Let us be clear about what is at stake here. As a private businessman, Scheeler is perfectly within his rights to pull his sponsorship money from a local station if it is broadcasting ideas with which he disagrees. No one disputes that. The concern arises from his being an elected official using his pull to bully a critic into silence -- and a media outlet succumbing to that bullying and refusing to take a stand for its hosts' and its own integrity. (And remember, Green "paid for this microphone," to quote one of his heroes, Ronald Reagan.) Local conservative radio hosts do not have millionaire sponsors ready to step in on their behalf, or millions of listeners who can threaten to boycott anything.
Are you concerned about the wilful undermining of informed citizenship by the mainstream media behemoth? Do you lament the coordinated dismantling of the West's moral core by the education and entertainment industry "elite"? Then you must not ignore the fact that, in this sense too, "all politics is local."
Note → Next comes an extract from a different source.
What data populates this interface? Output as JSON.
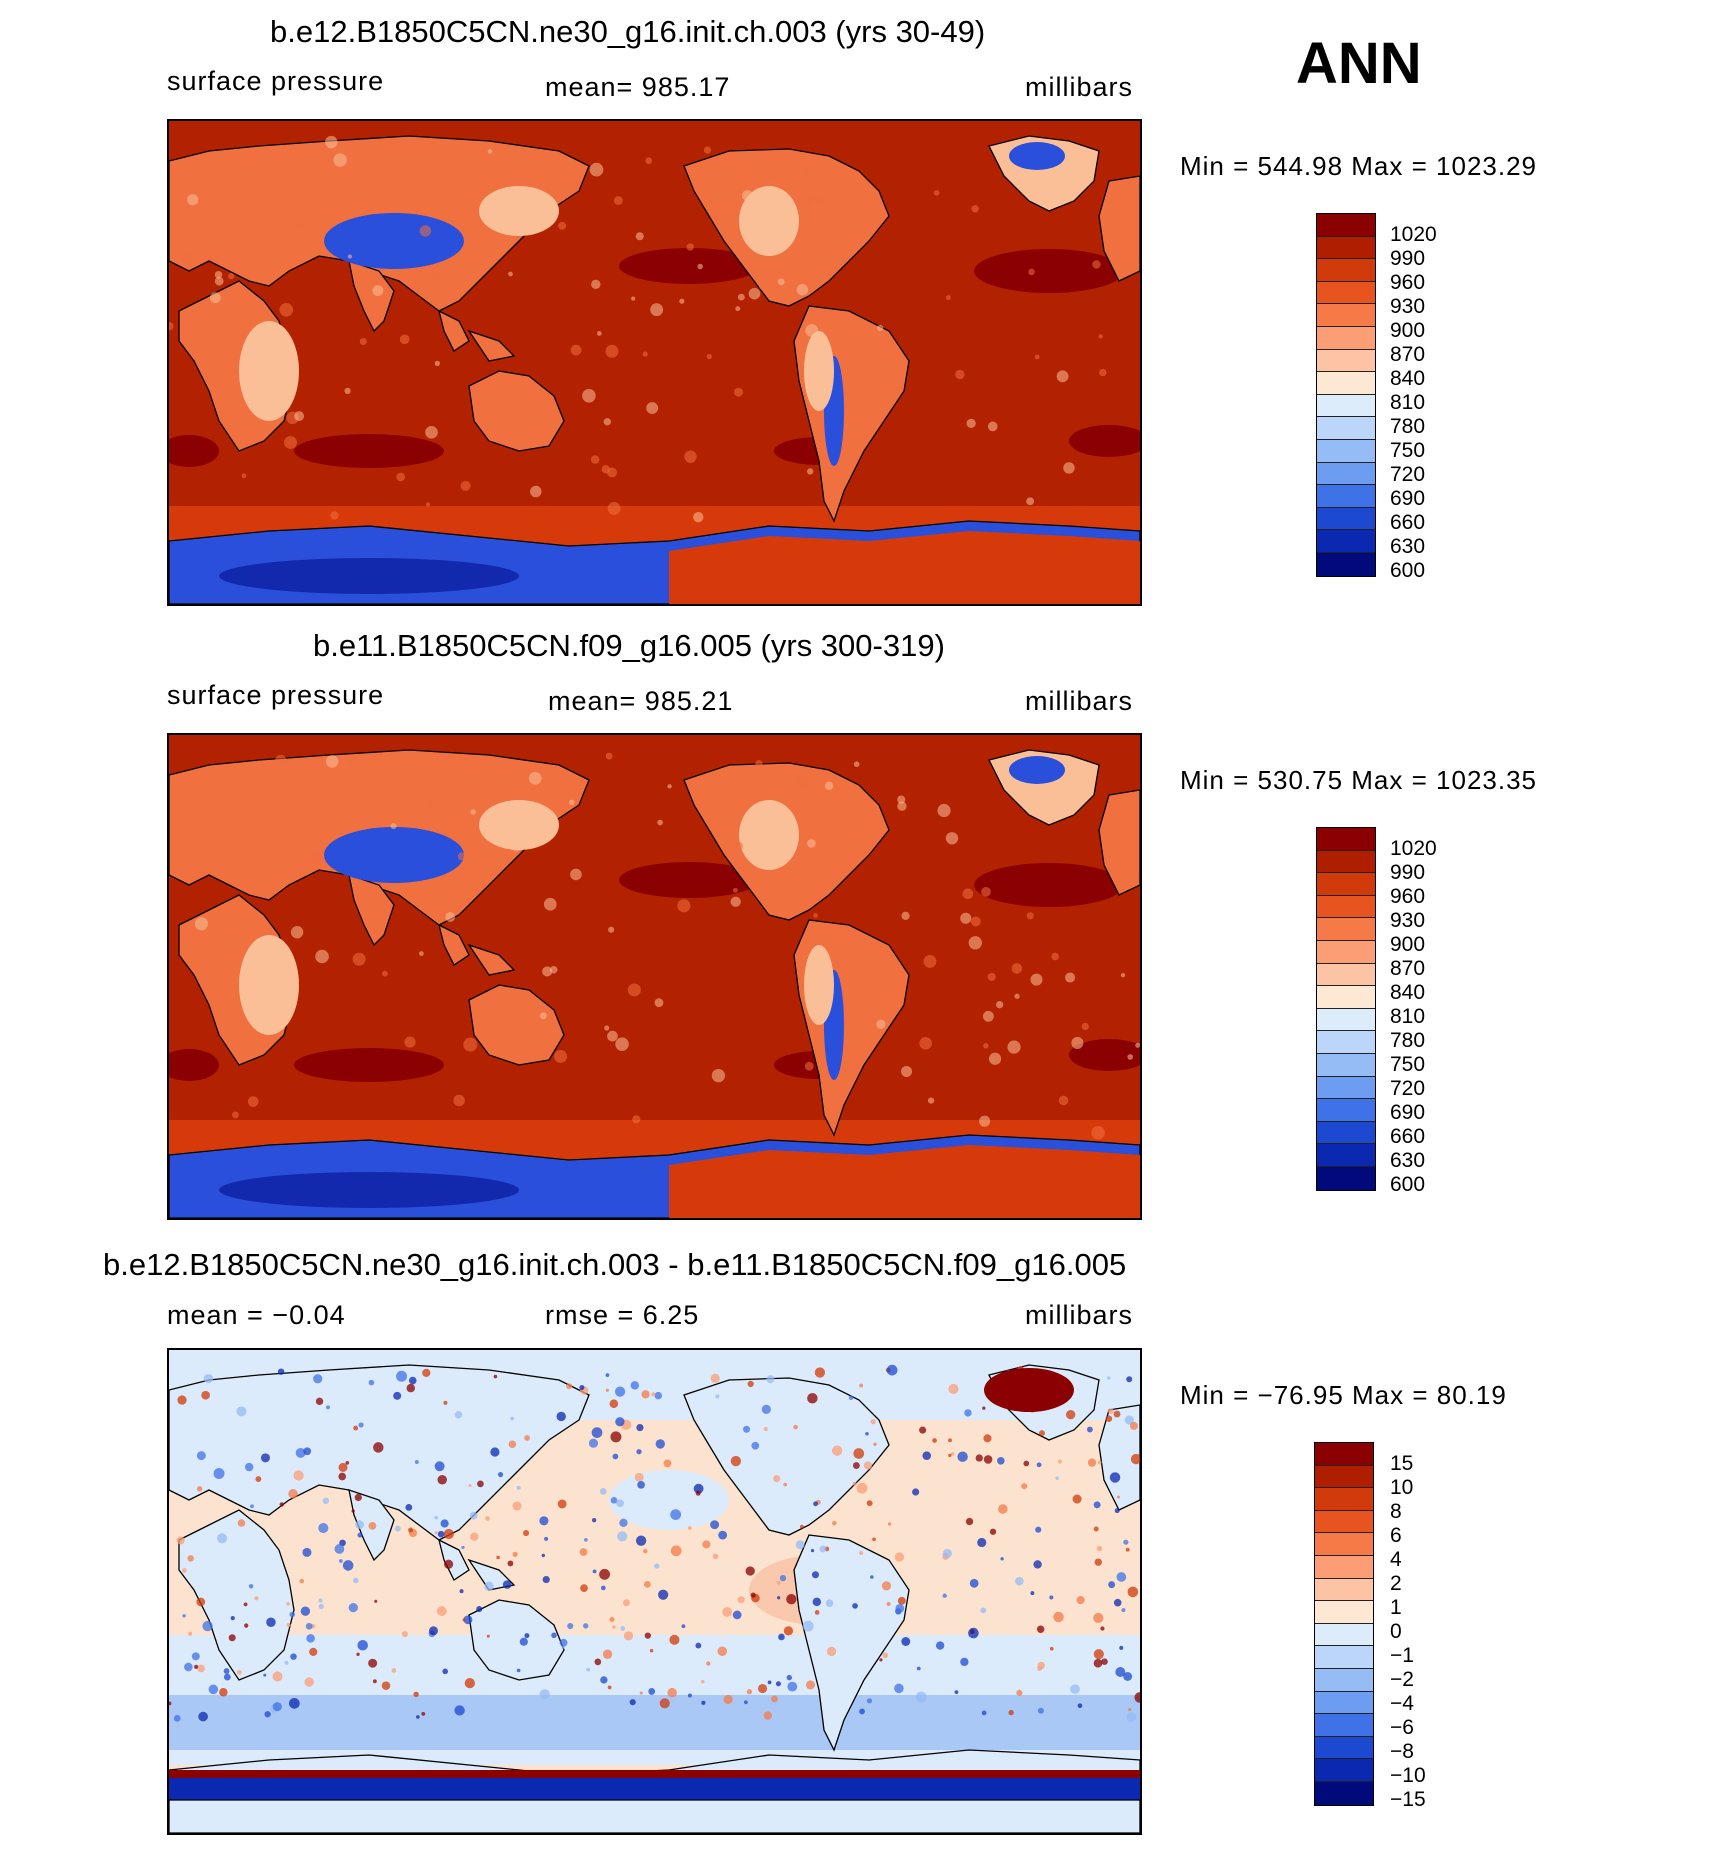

One of the progressives' most potent weapons of psychological warfare is the sheer omnipresence of their stratagems and their attendant propaganda. The would-be resister begins to feel overwhelmed by the seeming inescapability of the left's infinite tendrils. Finally, the feeling of being so completely overwhelmed causes paralysis in the conservative limbs, and then resignation, and then acquiescence.
The paralysis is caused, in part, by the carefully cultivated sense that the progressive apparatus has become so big that it is now somewhat abstract. The contraption is so multifaceted that it is no longer always clear how the social and intellectual manipulation works in concrete, practical terms. This abstraction makes defending against it, let alone mounting a counterattack, much more difficult.
In truth, however, no real danger is abstract. If you want to view the concrete reality of today's political and media scene more clearly, just look at the case of a little radio show on a little radio station in a little town in the heart of Minnesota. There, in microcosm, is how civilization is dismantled. The big time, national profile thugs -- Obama, Axelrod, Emanuel, Clinton(s), Bloomberg, the New York Times, et al -- are merely trying to stage-manage on a grand scale a process that is actually ongoing in your town, and every town, each and every day.
The Speakeasy's Friday show featured an in-depth interview with Jihad Watch's Robert Spencer in defense of Michele Bachmann's battle to expose Muslim Brotherhood influence in Washington. How fitting, as I noted in a private correspondence with Guy Green, that his possible final show was devoted to a defense of the most slandered and abused elected official in Minnesota history -- a woman who would go to the mat to save freedom of speech for the very people calling her a paranoid idiot, and worse -- while a local big shot who couldn't fluff Mrs. Bachmann's bunny slippers tries to use his influence to silence his critics.
Welcome to the new "progress." All tyranny is local. Ich bin ein Brainerder.